6 Interviews: In diesem Kapitel werden die Ergebnisse der Einzelinterviews dargelegt und zusammengeführt, um die spezifischen Erwartungen der Klienten aufzuzeigen.
7. Schlussfolgerungen, Resümee: Der Autor fasst die Ergebnisse zusammen und diskutiert die Bedeutung einer personenzentrierten, bedürfnisorientierten psychosozialen Betreuung in der Substitutionsbehandlung.
Psychosoziale Betreuung, Substitution, Drogenabhängigkeit, Sucht, Klienten, Erwartungen, Soziale Arbeit, Motivierende Gesprächsführung, Empowerment, Substitutionsprogramm, Kärnten, Suchtberatung, Ressourcenorientierung, Beziehungsarbeit, Lebensqualität
Die Studie untersucht die Psychosoziale Beratung und Betreuung (PSB) im Kontext der Substitutionsbehandlung in Kärnten und analysiert die spezifischen Erwartungen der betroffenen Menschen an diese Betreuungsform.

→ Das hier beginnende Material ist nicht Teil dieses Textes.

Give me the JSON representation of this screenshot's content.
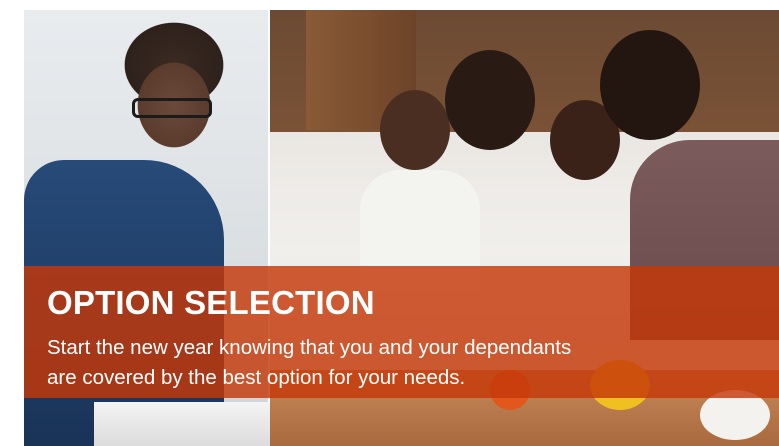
{
  "banner": {
    "title": "OPTION SELECTION",
    "body_line_1": "Start the new year knowing that you and your dependants",
    "body_line_2": "are covered by the best option for your needs.",
    "overlay_color": "#c43808",
    "text_color": "#ffffff"
  },
  "images": {
    "left_photo": "photo-woman-with-glasses",
    "right_photo": "photo-family-cooking"
  }
}
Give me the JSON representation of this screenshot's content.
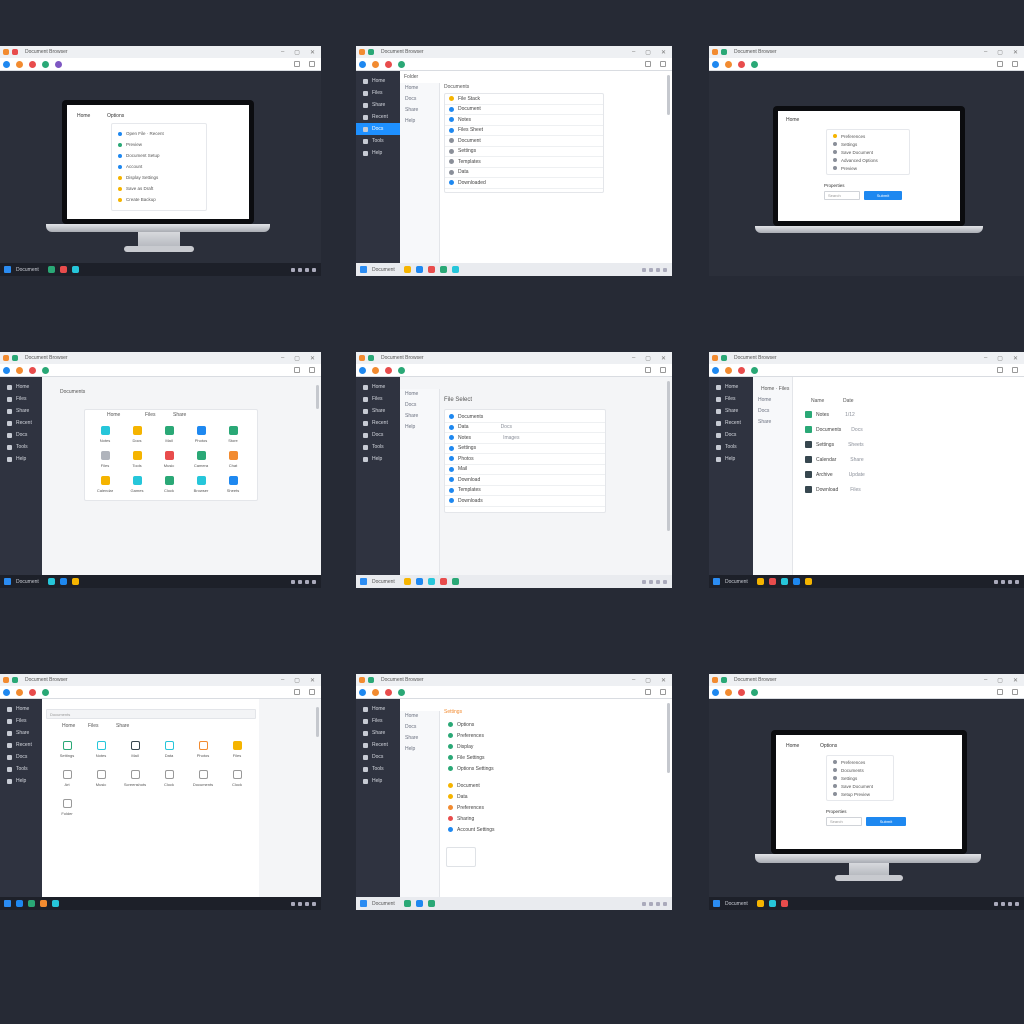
{
  "browser": {
    "title": "Document Browser",
    "minimize": "–",
    "maximize": "▢",
    "close": "✕"
  },
  "taskbar": {
    "label": "Document"
  },
  "sidebar": [
    "Home",
    "Files",
    "Share",
    "Recent",
    "Docs",
    "Tools",
    "Help"
  ],
  "subnav": [
    "Home",
    "Docs",
    "Share",
    "Help"
  ],
  "tile1": {
    "tabs": [
      "Home",
      "Options"
    ],
    "options": [
      "Open File · Recent",
      "Preview",
      "Document Setup",
      "Account",
      "Display Settings",
      "Save as Draft",
      "Create Backup"
    ]
  },
  "tile2": {
    "header": "Folder",
    "crumb": "Documents",
    "rows": [
      "File Stack",
      "Document",
      "Notes",
      "Files Sheet",
      "Document",
      "Settings",
      "Templates",
      "Data",
      "Downloaded"
    ]
  },
  "tile3": {
    "header": "Home",
    "options": [
      "Preferences",
      "Settings",
      "Save Document",
      "Advanced Options",
      "Preview"
    ],
    "section": "Properties",
    "field": "Search",
    "button": "Submit"
  },
  "tile4": {
    "crumb": "Documents",
    "headers": [
      "Home",
      "Files",
      "Share"
    ],
    "apps": [
      "Notes",
      "Docs",
      "Mail",
      "Photos",
      "Store",
      "Files",
      "Tools",
      "Music",
      "Camera",
      "Chat",
      "Calendar",
      "Games",
      "Clock",
      "Browser",
      "Sheets"
    ]
  },
  "tile5": {
    "header": "File Select",
    "rows": [
      "Documents",
      "Data",
      "Notes",
      "Settings",
      "Photos",
      "Mail",
      "Download",
      "Templates",
      "Downloads"
    ],
    "values": [
      "",
      "Docs",
      "Images"
    ]
  },
  "tile6": {
    "crumb": "Home · Files",
    "headers": [
      "Name",
      "Date"
    ],
    "rows": [
      "Notes",
      "Documents",
      "Settings",
      "Calendar",
      "Archive",
      "Download"
    ],
    "dates": [
      "1/12",
      "Docs",
      "Sheets",
      "Share",
      "Update",
      "Files"
    ]
  },
  "tile7": {
    "crumb": "Documents",
    "headers": [
      "Home",
      "Files",
      "Share"
    ],
    "apps": [
      "Settings",
      "Notes",
      "Mail",
      "Data",
      "Photos",
      "Files",
      "Art",
      "Music",
      "Screenshots",
      "Clock",
      "Documents",
      "Clock",
      "Folder"
    ]
  },
  "tile8": {
    "crumb": "Settings",
    "rows": [
      "Options",
      "Preferences",
      "Display",
      "File Settings",
      "Options Settings",
      "Document",
      "Data",
      "Preferences",
      "Sharing",
      "Account Settings"
    ]
  },
  "tile9": {
    "tabs": [
      "Home",
      "Options"
    ],
    "options": [
      "Preferences",
      "Documents",
      "Settings",
      "Save Document",
      "Setup Preview"
    ],
    "section": "Properties",
    "field": "Search",
    "button": "Submit"
  }
}
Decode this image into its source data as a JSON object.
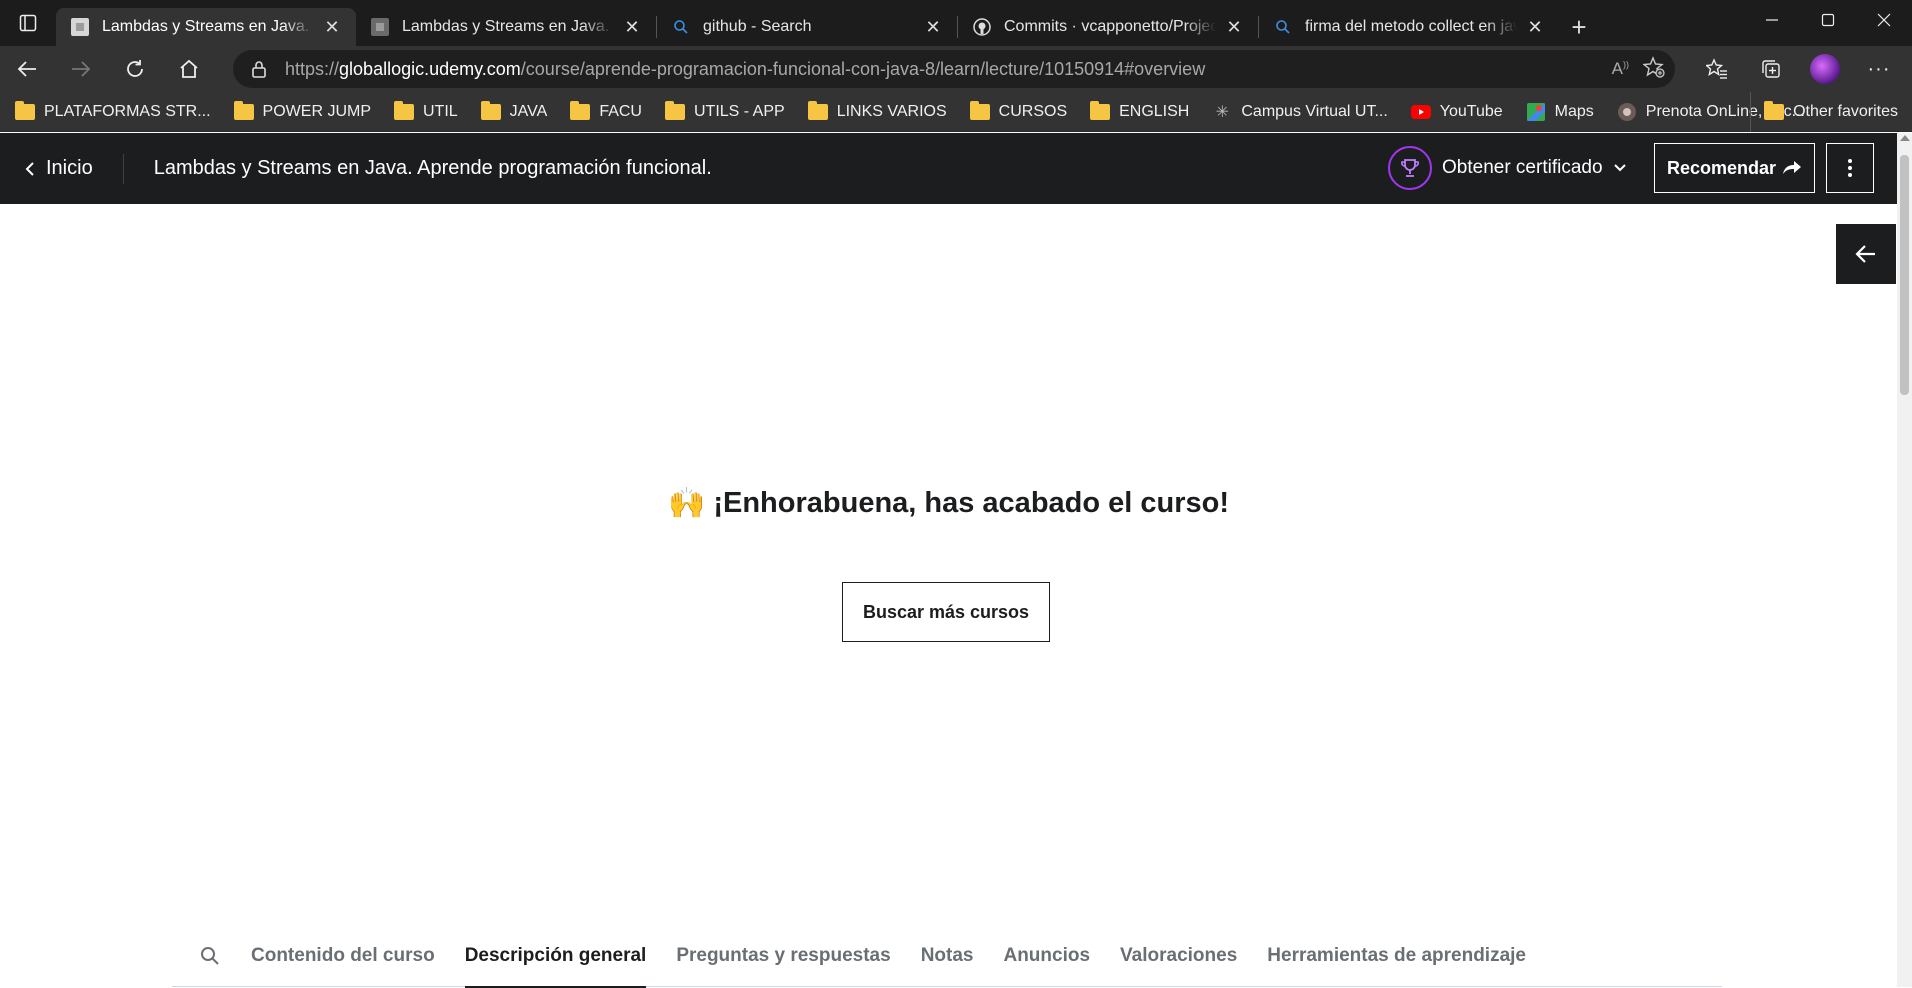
{
  "browser": {
    "tabs": [
      {
        "title": "Lambdas y Streams en Java. Aprende programación funcional.",
        "active": true,
        "icon": "udemy-favicon"
      },
      {
        "title": "Lambdas y Streams en Java. Aprende programación funcional.",
        "active": false,
        "icon": "udemy-favicon"
      },
      {
        "title": "github - Search",
        "active": false,
        "icon": "search-icon"
      },
      {
        "title": "Commits · vcapponetto/ProjectLambdas",
        "active": false,
        "icon": "github-icon"
      },
      {
        "title": "firma del metodo collect en java",
        "active": false,
        "icon": "search-icon"
      }
    ],
    "url_prefix": "https://",
    "url_host": "globallogic.udemy.com",
    "url_path": "/course/aprende-programacion-funcional-con-java-8/learn/lecture/10150914#overview",
    "bookmarks": [
      {
        "label": "PLATAFORMAS STR...",
        "icon": "folder-icon"
      },
      {
        "label": "POWER JUMP",
        "icon": "folder-icon"
      },
      {
        "label": "UTIL",
        "icon": "folder-icon"
      },
      {
        "label": "JAVA",
        "icon": "folder-icon"
      },
      {
        "label": "FACU",
        "icon": "folder-icon"
      },
      {
        "label": "UTILS - APP",
        "icon": "folder-icon"
      },
      {
        "label": "LINKS VARIOS",
        "icon": "folder-icon"
      },
      {
        "label": "CURSOS",
        "icon": "folder-icon"
      },
      {
        "label": "ENGLISH",
        "icon": "folder-icon"
      },
      {
        "label": "Campus Virtual UT...",
        "icon": "campus-icon"
      },
      {
        "label": "YouTube",
        "icon": "youtube-icon"
      },
      {
        "label": "Maps",
        "icon": "maps-icon"
      },
      {
        "label": "Prenota OnLine, acc...",
        "icon": "prenota-icon"
      }
    ],
    "other_favorites": "Other favorites"
  },
  "udemy": {
    "home_label": "Inicio",
    "course_title": "Lambdas y Streams en Java. Aprende programación funcional.",
    "certificate_label": "Obtener certificado",
    "recommend_label": "Recomendar",
    "accent_color": "#a435f0"
  },
  "main": {
    "congrats_emoji": "🙌",
    "congrats_text": "¡Enhorabuena, has acabado el curso!",
    "more_courses_label": "Buscar más cursos",
    "tabs": [
      {
        "label": "Contenido del curso",
        "active": false
      },
      {
        "label": "Descripción general",
        "active": true
      },
      {
        "label": "Preguntas y respuestas",
        "active": false
      },
      {
        "label": "Notas",
        "active": false
      },
      {
        "label": "Anuncios",
        "active": false
      },
      {
        "label": "Valoraciones",
        "active": false
      },
      {
        "label": "Herramientas de aprendizaje",
        "active": false
      }
    ]
  }
}
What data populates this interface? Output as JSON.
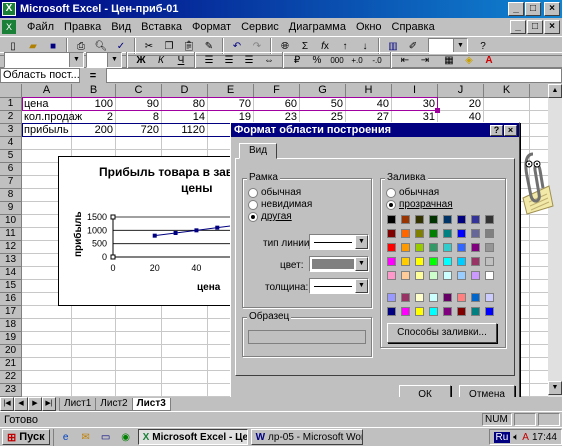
{
  "window": {
    "title": "Microsoft Excel - Цен-приб-01"
  },
  "menu": [
    "Файл",
    "Правка",
    "Вид",
    "Вставка",
    "Формат",
    "Сервис",
    "Диаграмма",
    "Окно",
    "Справка"
  ],
  "toolbar2": {
    "bold": "Ж",
    "italic": "К",
    "underline": "Ч",
    "percent": "%",
    "thousands": "000"
  },
  "formula_bar": {
    "name_box": "Область пост...",
    "fx": "="
  },
  "columns": [
    "A",
    "B",
    "C",
    "D",
    "E",
    "F",
    "G",
    "H",
    "I",
    "J",
    "K",
    "L"
  ],
  "rows": [
    "1",
    "2",
    "3",
    "4",
    "5",
    "6",
    "7",
    "8",
    "9",
    "10",
    "11",
    "12",
    "13",
    "14",
    "15",
    "16",
    "17",
    "18",
    "19",
    "20",
    "21",
    "22",
    "23"
  ],
  "sheet": {
    "row1": {
      "label": "цена",
      "values": [
        "100",
        "90",
        "80",
        "70",
        "60",
        "50",
        "40",
        "30",
        "20"
      ]
    },
    "row2": {
      "label": "кол.продаж",
      "values": [
        "2",
        "8",
        "14",
        "19",
        "23",
        "25",
        "27",
        "31",
        "40"
      ]
    },
    "row3": {
      "label": "прибыль",
      "values": [
        "200",
        "720",
        "1120"
      ]
    }
  },
  "chart": {
    "title": "Прибыль товара в зави... цены",
    "title_line1": "Прибыль товара в зави",
    "title_line2": "цены",
    "ylabel": "прибыль",
    "xlabel": "цена",
    "yticks": [
      "1500",
      "1000",
      "500",
      "0"
    ],
    "xticks": [
      "0",
      "20",
      "40",
      "60"
    ]
  },
  "chart_data": {
    "type": "scatter",
    "x": [
      20,
      30,
      40,
      50,
      60,
      70
    ],
    "y": [
      800,
      900,
      1000,
      1100,
      1200,
      1300
    ],
    "xlim": [
      0,
      70
    ],
    "ylim": [
      0,
      1500
    ],
    "xlabel": "цена",
    "ylabel": "прибыль"
  },
  "dialog": {
    "title": "Формат области построения",
    "help": "?",
    "close": "×",
    "tab": "Вид",
    "frame": {
      "label": "Рамка",
      "opt_normal": "обычная",
      "opt_invisible": "невидимая",
      "opt_other": "другая",
      "linetype_label": "тип линии:",
      "color_label": "цвет:",
      "thickness_label": "толщина:"
    },
    "fill": {
      "label": "Заливка",
      "opt_normal": "обычная",
      "opt_transparent": "прозрачная",
      "palette": [
        "#000000",
        "#993300",
        "#333300",
        "#003300",
        "#003366",
        "#000080",
        "#333399",
        "#333333",
        "#800000",
        "#FF6600",
        "#808000",
        "#008000",
        "#008080",
        "#0000FF",
        "#666699",
        "#808080",
        "#FF0000",
        "#FF9900",
        "#99CC00",
        "#339966",
        "#33CCCC",
        "#3366FF",
        "#800080",
        "#969696",
        "#FF00FF",
        "#FFCC00",
        "#FFFF00",
        "#00FF00",
        "#00FFFF",
        "#00CCFF",
        "#993366",
        "#C0C0C0",
        "#FF99CC",
        "#FFCC99",
        "#FFFF99",
        "#CCFFCC",
        "#CCFFFF",
        "#99CCFF",
        "#CC99FF",
        "#FFFFFF",
        "#9999FF",
        "#993366",
        "#FFFFCC",
        "#CCFFFF",
        "#660066",
        "#FF8080",
        "#0066CC",
        "#CCCCFF",
        "#000080",
        "#FF00FF",
        "#FFFF00",
        "#00FFFF",
        "#800080",
        "#800000",
        "#008080",
        "#0000FF"
      ],
      "fill_methods": "Способы заливки..."
    },
    "sample_label": "Образец",
    "ok": "ОК",
    "cancel": "Отмена"
  },
  "sheet_tabs": [
    "Лист1",
    "Лист2",
    "Лист3"
  ],
  "status": {
    "ready": "Готово",
    "num": "NUM"
  },
  "taskbar": {
    "start": "Пуск",
    "excel": "Microsoft Excel - Цен...",
    "word": "лр-05 - Microsoft Word",
    "lang": "Ru",
    "clock": "17:44"
  }
}
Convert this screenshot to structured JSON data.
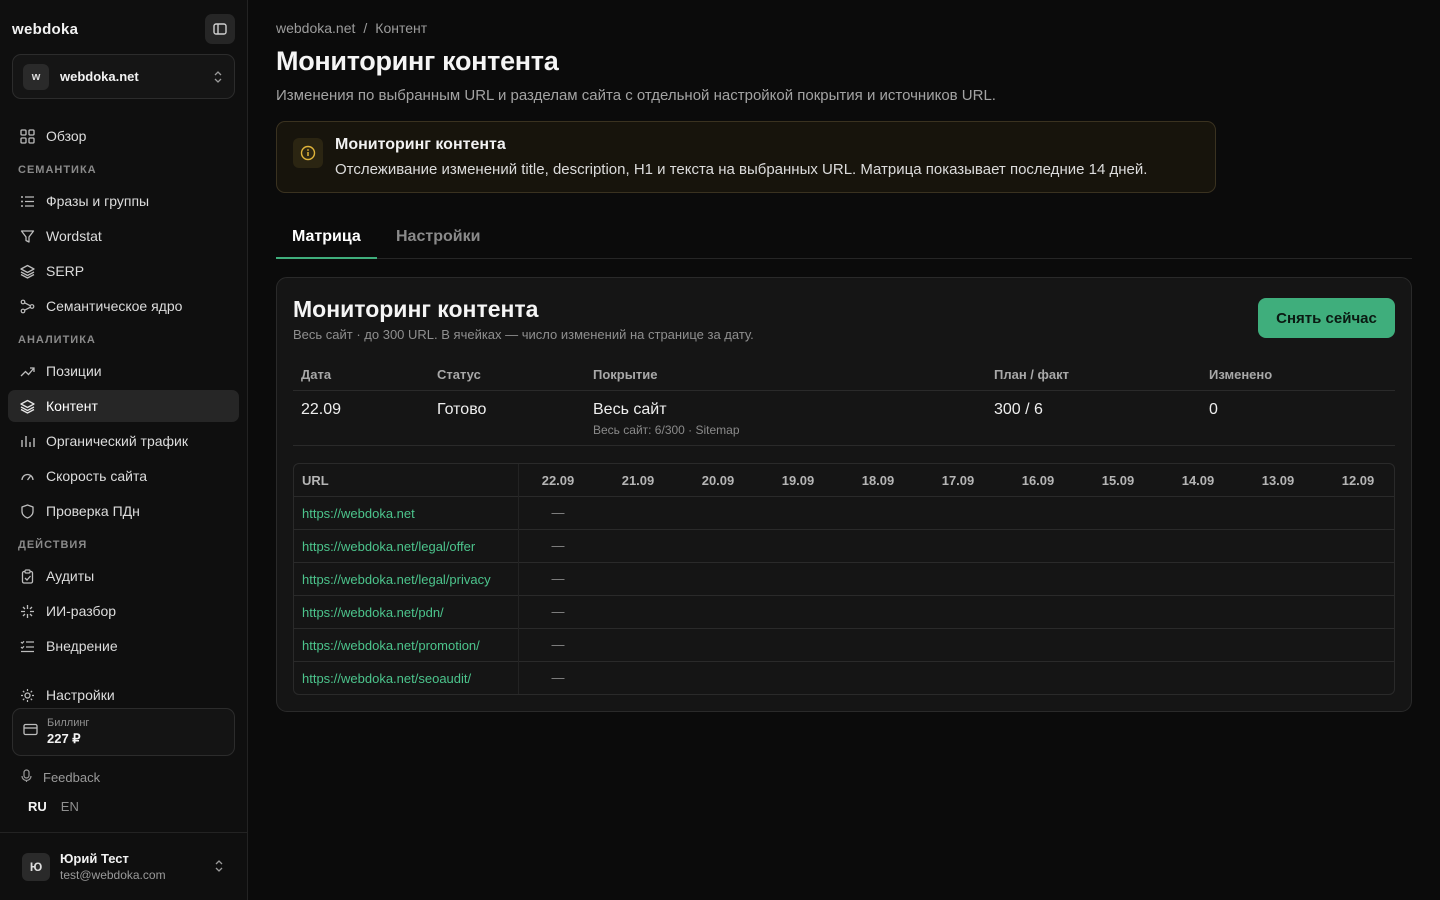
{
  "brand": "webdoka",
  "site": {
    "avatar": "w",
    "name": "webdoka.net"
  },
  "nav": {
    "overview": "Обзор",
    "section_semantics": "СЕМАНТИКА",
    "phrases": "Фразы и группы",
    "wordstat": "Wordstat",
    "serp": "SERP",
    "core": "Семантическое ядро",
    "section_analytics": "АНАЛИТИКА",
    "positions": "Позиции",
    "content": "Контент",
    "traffic": "Органический трафик",
    "speed": "Скорость сайта",
    "pdn": "Проверка ПДн",
    "section_actions": "ДЕЙСТВИЯ",
    "audits": "Аудиты",
    "ai": "ИИ-разбор",
    "implementation": "Внедрение",
    "settings": "Настройки"
  },
  "billing": {
    "label": "Биллинг",
    "value": "227 ₽"
  },
  "feedback": "Feedback",
  "langs": {
    "ru": "RU",
    "en": "EN"
  },
  "user": {
    "initial": "Ю",
    "name": "Юрий Тест",
    "email": "test@webdoka.com"
  },
  "breadcrumb": {
    "root": "webdoka.net",
    "sep": "/",
    "current": "Контент"
  },
  "page": {
    "title": "Мониторинг контента",
    "subtitle": "Изменения по выбранным URL и разделам сайта с отдельной настройкой покрытия и источников URL."
  },
  "alert": {
    "title": "Мониторинг контента",
    "text": "Отслеживание изменений title, description, H1 и текста на выбранных URL. Матрица показывает последние 14 дней."
  },
  "tabs": {
    "matrix": "Матрица",
    "settings": "Настройки"
  },
  "card": {
    "title": "Мониторинг контента",
    "subtitle": "Весь сайт · до 300 URL. В ячейках — число изменений на странице за дату.",
    "snapshot_button": "Снять сейчас"
  },
  "summary": {
    "headers": {
      "date": "Дата",
      "status": "Статус",
      "coverage": "Покрытие",
      "plan": "План / факт",
      "changed": "Изменено"
    },
    "row": {
      "date": "22.09",
      "status": "Готово",
      "coverage": "Весь сайт",
      "coverage_sub": "Весь сайт: 6/300 · Sitemap",
      "plan": "300 / 6",
      "changed": "0"
    }
  },
  "matrix": {
    "url_header": "URL",
    "dates": [
      "22.09",
      "21.09",
      "20.09",
      "19.09",
      "18.09",
      "17.09",
      "16.09",
      "15.09",
      "14.09",
      "13.09",
      "12.09"
    ],
    "rows": [
      {
        "url": "https://webdoka.net",
        "first": "—"
      },
      {
        "url": "https://webdoka.net/legal/offer",
        "first": "—"
      },
      {
        "url": "https://webdoka.net/legal/privacy",
        "first": "—"
      },
      {
        "url": "https://webdoka.net/pdn/",
        "first": "—"
      },
      {
        "url": "https://webdoka.net/promotion/",
        "first": "—"
      },
      {
        "url": "https://webdoka.net/seoaudit/",
        "first": "—"
      }
    ]
  },
  "colors": {
    "accent": "#3fae7c",
    "link": "#4cc48c",
    "alert_bg": "#17140c",
    "alert_icon": "#e0b43a"
  }
}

Die Arbeit behandelt die medizinischen und rechtlichen Grundlagen der Substitution, Konzepte der psychosozialen Beratung wie das Empowerment, sowie die praktischen Erfordernisse in der Arbeit mit drogenabhängigen Menschen.
Das Ziel ist es, herauszufinden, welche Erwartungen Substitutionspatienten an die psychosoziale Betreuung haben und ob diese mit den vorhandenen Angeboten sowie theoretischen Standards korrespondieren.
Der Autor führte elf narrative Interviews mit Klienten in Klagenfurt und Villach durch, die anschließend mittels qualitativer Inhaltsanalyse ausgewertet wurden.
Der Hauptteil gliedert sich in eine theoretische Aufarbeitung von Sucht- und Beratungskonzepten sowie eine empirische Untersuchung, die Einblicke in die Lebenswelten der Betroffenen gibt.
Wichtige Begriffe sind unter anderem Psychosoziale Betreuung, Substitution, Drogenabhängigkeit, Klientenerwartungen, Soziale Arbeit und Motivierende Gesprächsführung.
Die befragten Klienten äußern häufig das Bedürfnis nach praktischer Begleitung zu Ämtern und Behörden, da sie diese Prozesse oft als emotional belastend empfinden und sich Unterstützung bei der Bewältigung von Alltagshürden wünschen.
Viele der befragten Klienten wünschen sich eine stärkere Kontrolle des Beikonsums, da sie dies als hilfreiche Unterstützung wahrnehmen, um ihre eigene Zielerreichung im Substitutionsprogramm zu stützen.
Die Interviews zeigen, dass ein respektvoller, nicht von oben herab geführter Umgang eine grundlegende Voraussetzung für die Annahme von Beratungsangeboten ist, da sich viele Klienten im Alltag durch gesellschaftliche Stigmatisierung abgewertet fühlen.